Natural Language Processing in Law

As an outcome of TÜBİTAK 1001 Project named “Natural Language Processing and Machine Learning Techniques for Applications of Artificial Intelligence in Legal Texts”, KocLab is pleased to announce that a journal paper has been published in Information Processing & Management. The paper “Natural Language Processing in Law: Prediction of outcomes in the Higher Courts of Turkey” is a pioneering work that addresses the Turkish Legal System in a comprehensive manner and develops Natural Language Processing (NLP) techniques for the legal system of the Republic of Turkey.

The problem of predicting the decisions of the Turkish higher courts (Constitutional Court, Civil Court of Appeal, Criminal Court of Appeal, Administrative Court of Appeal and Court of Appeal on Taxation) are tackled with the use of various Machine Learning (ML) algorithms. The decisions of the courts are predicted using only fact descriptions. Specific to the Turkish legal system, codified in Turkish, several algorithms utilizing Decision Trees (DTs), Random Forests (RF), Support Vector Machines (SVM) and 3 state-of-the-art Deep Learning (DL) algorithms (Gated Recurrent Units (GRUs), Long Short-Term Memory networks (LSTMs) and bidirectional LSTMs (BiLSTMs) are developed. An attention mechanism specific to legal texts has also been integrated into the DL algorithms.

This study is broader than the similar works in other legal systems and languages in literature in terms of the number of investigated courts and the number of utilized algorithms. The study also discusses some of the practical applications, and the legal and ethical implications of the use of such machine-based predictive systems. Hence, it not only pioneers the NLP and AI for our country’s legal system but also provides a reference point and baseline for further studies in this field.
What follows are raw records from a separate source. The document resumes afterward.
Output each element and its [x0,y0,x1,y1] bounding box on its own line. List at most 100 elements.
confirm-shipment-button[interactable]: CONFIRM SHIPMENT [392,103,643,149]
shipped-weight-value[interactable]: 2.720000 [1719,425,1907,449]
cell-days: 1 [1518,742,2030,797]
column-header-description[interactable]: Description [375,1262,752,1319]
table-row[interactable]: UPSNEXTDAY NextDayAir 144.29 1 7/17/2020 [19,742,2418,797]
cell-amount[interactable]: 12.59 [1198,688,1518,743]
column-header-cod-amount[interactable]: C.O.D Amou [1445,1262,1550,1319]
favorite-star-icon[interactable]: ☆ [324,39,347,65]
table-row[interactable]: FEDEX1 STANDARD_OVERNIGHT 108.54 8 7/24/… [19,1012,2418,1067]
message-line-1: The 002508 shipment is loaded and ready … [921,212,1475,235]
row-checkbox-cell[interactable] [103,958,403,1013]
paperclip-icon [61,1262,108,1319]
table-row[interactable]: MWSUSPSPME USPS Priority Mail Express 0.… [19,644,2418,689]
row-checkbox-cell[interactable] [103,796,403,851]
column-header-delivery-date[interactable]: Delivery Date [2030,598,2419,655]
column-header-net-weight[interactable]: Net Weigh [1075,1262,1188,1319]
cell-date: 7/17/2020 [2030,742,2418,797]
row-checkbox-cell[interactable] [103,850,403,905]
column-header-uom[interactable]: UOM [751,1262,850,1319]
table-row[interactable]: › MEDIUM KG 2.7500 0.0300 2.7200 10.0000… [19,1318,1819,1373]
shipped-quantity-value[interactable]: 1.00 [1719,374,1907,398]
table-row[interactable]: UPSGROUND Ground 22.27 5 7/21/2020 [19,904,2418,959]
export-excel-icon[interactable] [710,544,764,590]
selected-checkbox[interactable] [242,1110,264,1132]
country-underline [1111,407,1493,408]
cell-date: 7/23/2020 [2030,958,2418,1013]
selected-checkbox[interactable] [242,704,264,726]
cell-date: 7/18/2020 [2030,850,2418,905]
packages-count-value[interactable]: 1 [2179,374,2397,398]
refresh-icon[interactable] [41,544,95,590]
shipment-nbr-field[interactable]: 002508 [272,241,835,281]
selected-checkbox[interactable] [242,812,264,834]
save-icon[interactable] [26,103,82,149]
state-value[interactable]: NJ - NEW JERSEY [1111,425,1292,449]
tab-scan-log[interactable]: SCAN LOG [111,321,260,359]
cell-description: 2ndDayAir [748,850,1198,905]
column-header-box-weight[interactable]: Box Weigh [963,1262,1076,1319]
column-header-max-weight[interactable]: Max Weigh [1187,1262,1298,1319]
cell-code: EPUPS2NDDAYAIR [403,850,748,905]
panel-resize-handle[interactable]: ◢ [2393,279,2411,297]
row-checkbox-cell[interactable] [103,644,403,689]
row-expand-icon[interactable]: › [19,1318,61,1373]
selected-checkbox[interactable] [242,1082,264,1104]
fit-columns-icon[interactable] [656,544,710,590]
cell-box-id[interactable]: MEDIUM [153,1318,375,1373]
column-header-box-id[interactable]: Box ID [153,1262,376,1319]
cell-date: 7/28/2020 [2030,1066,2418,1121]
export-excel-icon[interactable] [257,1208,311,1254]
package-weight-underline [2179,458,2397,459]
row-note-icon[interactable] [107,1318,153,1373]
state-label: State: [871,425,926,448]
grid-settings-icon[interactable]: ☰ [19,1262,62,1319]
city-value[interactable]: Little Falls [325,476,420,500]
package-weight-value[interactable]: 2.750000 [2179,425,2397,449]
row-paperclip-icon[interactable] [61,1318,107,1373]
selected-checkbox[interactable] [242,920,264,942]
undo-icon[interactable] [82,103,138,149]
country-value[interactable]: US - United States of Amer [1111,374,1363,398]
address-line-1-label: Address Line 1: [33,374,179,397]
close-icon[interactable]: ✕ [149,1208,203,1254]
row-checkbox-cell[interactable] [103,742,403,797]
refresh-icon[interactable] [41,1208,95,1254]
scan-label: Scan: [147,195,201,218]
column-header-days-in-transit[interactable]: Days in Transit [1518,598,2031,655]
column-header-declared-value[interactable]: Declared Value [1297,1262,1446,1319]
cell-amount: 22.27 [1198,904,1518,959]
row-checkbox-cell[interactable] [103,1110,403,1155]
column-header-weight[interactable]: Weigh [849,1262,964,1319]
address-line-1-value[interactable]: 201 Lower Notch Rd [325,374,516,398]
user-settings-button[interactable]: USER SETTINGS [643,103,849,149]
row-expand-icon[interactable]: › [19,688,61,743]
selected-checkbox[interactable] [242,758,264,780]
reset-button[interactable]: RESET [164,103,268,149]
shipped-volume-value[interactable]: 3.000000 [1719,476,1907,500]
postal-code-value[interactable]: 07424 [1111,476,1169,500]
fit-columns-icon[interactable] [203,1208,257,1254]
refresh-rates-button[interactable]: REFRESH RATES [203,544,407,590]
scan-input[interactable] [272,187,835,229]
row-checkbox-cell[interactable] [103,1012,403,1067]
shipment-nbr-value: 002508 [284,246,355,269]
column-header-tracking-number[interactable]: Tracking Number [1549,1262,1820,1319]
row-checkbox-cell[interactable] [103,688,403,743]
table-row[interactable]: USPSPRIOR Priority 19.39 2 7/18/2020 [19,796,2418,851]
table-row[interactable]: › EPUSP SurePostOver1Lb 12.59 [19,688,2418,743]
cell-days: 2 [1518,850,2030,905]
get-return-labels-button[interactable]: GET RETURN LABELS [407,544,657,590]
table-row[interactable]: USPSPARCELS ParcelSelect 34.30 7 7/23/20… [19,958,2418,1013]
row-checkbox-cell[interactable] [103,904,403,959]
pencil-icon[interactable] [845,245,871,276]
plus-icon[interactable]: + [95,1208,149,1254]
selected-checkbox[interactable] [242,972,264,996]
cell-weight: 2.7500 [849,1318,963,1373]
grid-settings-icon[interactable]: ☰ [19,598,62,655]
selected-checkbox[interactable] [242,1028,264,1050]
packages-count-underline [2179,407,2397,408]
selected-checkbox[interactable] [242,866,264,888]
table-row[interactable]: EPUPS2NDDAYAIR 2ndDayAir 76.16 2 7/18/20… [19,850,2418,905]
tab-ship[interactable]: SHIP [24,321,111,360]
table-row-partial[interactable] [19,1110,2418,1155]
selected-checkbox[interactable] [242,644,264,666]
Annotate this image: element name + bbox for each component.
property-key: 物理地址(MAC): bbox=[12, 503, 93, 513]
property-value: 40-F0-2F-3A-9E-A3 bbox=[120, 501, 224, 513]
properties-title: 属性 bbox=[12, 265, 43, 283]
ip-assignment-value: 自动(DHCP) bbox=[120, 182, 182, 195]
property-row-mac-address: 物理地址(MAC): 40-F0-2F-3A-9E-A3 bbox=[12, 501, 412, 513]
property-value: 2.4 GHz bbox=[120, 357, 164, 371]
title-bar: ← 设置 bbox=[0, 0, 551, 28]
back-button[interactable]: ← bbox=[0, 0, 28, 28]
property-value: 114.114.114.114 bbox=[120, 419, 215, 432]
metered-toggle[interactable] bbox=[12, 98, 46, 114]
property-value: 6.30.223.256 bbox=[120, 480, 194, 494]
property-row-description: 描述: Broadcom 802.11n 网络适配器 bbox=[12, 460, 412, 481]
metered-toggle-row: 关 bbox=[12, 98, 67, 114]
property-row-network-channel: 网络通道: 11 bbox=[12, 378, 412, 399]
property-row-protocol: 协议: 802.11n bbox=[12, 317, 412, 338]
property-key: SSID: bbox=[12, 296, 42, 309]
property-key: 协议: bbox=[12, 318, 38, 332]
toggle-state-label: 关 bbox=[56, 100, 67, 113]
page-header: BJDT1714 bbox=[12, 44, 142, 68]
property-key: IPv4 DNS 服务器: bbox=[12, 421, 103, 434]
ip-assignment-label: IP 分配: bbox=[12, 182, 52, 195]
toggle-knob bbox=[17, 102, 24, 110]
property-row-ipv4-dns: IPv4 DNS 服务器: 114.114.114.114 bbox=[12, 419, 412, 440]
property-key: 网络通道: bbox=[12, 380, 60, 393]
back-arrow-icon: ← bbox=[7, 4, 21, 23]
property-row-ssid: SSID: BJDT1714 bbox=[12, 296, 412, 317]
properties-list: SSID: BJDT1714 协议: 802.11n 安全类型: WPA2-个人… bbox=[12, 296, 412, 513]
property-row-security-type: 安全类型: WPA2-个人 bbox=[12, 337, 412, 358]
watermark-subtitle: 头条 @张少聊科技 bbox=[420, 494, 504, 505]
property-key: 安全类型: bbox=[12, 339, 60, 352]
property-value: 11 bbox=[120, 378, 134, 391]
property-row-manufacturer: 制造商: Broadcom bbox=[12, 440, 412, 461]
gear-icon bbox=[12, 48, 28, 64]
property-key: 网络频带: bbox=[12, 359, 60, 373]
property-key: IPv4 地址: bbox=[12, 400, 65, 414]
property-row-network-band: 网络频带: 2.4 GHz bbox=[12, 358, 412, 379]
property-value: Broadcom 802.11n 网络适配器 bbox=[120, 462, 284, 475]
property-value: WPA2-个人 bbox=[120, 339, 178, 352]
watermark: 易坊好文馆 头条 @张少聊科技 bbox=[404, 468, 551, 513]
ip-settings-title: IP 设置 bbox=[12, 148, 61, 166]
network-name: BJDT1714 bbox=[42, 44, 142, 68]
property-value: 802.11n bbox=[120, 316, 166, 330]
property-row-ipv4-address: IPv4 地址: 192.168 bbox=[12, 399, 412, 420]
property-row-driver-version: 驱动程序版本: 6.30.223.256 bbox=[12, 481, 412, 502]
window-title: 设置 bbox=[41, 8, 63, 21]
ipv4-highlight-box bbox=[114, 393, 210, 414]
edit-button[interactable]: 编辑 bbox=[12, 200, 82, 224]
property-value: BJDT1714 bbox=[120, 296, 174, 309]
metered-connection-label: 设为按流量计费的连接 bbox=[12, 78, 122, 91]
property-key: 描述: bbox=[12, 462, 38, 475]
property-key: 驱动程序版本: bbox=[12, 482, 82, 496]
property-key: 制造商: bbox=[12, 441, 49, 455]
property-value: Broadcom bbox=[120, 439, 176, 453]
The paper can be accessed here.

Abstract:

Natural language processing (NLP) based approaches have recently received attention for legal systems of several countries. It is of interest to study the wide variety of legal systems that have so far not received any attention. In particular, for the legal system of the Republic of Turkey, codified in Turkish, no works have been published. We first review the state-of-the-art of NLP in law, and then study the problem of predicting verdicts for several different courts, using several different algorithms. This study is much broader than earlier studies in the number of different courts and the variety of algorithms it includes. Therefore it provides a reference point and baseline for further studies in this area. We further hope the scope and systematic nature of this study can set a framework that can be applied to the study of other legal systems. We present novel results on predicting the rulings of the Turkish Constitutional Court and Courts of Appeal, using only fact descriptions, and without seeing the actual rulings. The methods that are utilized are based on Decision Trees (DTs), Random Forests (RFs), Support Vector Machines (SVMs) and state-of-the-art deep learning (DL) methods; specifically Gated Recurrent Units (GRUs), Long Short-Term Memory networks (LSTMs) and bidirectional LSTMs (BiLSTMs), with the integration of an attention mechanism for each model. The prediction results for all algorithms are given in a comparative and detailed manner. We demonstrate that outcomes of the courts of Turkish legal system can be predicted with high accuracy, especially with deep learning based methods. The presented results exhibit similar performance to earlier work in the literature for other languages and legal systems.